Fuck 'em. That little catastrophe is four fuckin' years old now and you're just now thinking "maybe we ought to try and retain some of our pro users"?

    Federighi: “I think if you use Xcode downloads as a metric, it’s possible software developers are actually our largest pro audience. It’s growing very quickly, it’s been fantastic.”

If you've ever found something in Linux that claims to run in OS X, you've downloaded XCode.

    or examples of the type of software that the current Mac Pro isn’t well-suited for, Federighi mentioned VR: “Those can be in VR, those can be in certain kinds of high end cinema production tasks where most of the software out there that’s been written to target those doesn’t know how to balance itself well across multiple GPUs, but can scale across a single large GPU.”

It's almost as if Media Composer and Symphony were being optimized to run on PC. I know this: I'm running 16 cores at performance easily three or four times better than the hottest Mac Pro available and the rig cost me $3k out the door. Not only that, but right next to me is a nine (9!) year old mac pro that runs faster than the current $7k mac pro. By the time the new ones come out, the fucker will be ten.years.old. And maybe computer technology sits still more than it used to but I have an eight core virtualized server chip capable of clocking to 4.5GHz and it cost me less than a thousand dollars eighteen months ago. If I wanted that kind of performance in MacVille I'd be out $25k.

WanderingEng:

    Fuck 'em.

My anecdote: I had PC computers I never really liked, then I bought the first iPhone. It just worked. Well. It was slick, it was easy, it was intuitive. I bought an iPod. I bought a MacBook which I loved. Another iPhone. An iPad. Another iPhone.

Then Apple soldered the memory and hard drive to the motherboard. Eventually my 2008 MacBook wasn't cutting it, so I bought a four year old MBP on eBay and increased the RAM to 16 GB for $70 (it's $200 to upgrade from 8 to 16 GB on current MBPs). My 2.9 GHz i7 is probably an older processor by current standards, but it's $300 to move from a standard 2.7 GHz i5 to a 3.1 GHz i7. For $400, Apple will replace the standard 128 GB storage with 512 GB. For $150 I can replace the spinning disk in this computer with a 525 GB SSD. Once I pull the trigger on the SSD, I'll have spent less than $850 and am not convinced doubling that for a new MBP would have given me a significantly better experience.

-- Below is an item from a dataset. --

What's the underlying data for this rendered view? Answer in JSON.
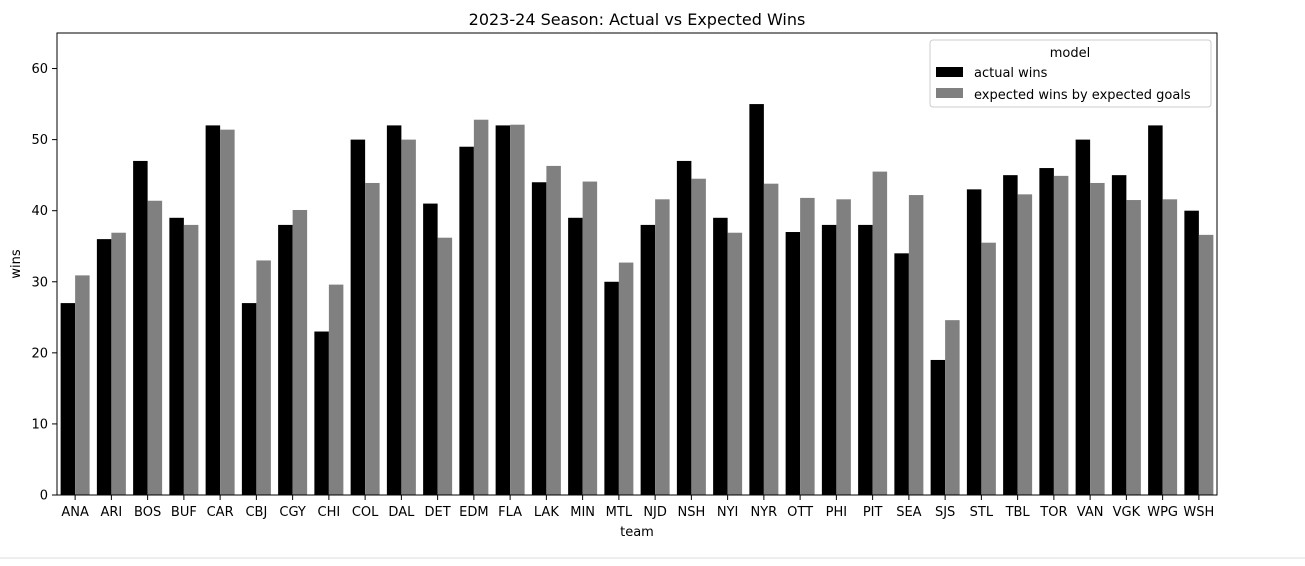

I just don't see Apple as a brand making items that are targeted to me anymore. If they sold a MacBook Pro with user replaceable parts, maglock charging + two USB ports, if they sold an iPhone that had USB-C (Lightning is a dead-end), came with USB-C earbuds but still had a headphone jack, I'd keep shelling out for their products.

If (when) this iPhone dies, a new one is no longer the top of the list. I hope this computer will last at least a few more years, but if I had to replace it today I'd be looking at a Surface. The little HP laptop I have at work is a nice enough experience. And Windows 10 looks nice.

What really put the nail in the coffin in my mind was having the "courage" to remove the headphone jack from the iPhone and leave Lightning, then roll out a MBP with USB-C and a headphone jack.

It's just my anecdote, one user whose Apple spending isn't even a blip on the sales in my neighborhood, but I think they've screwed up.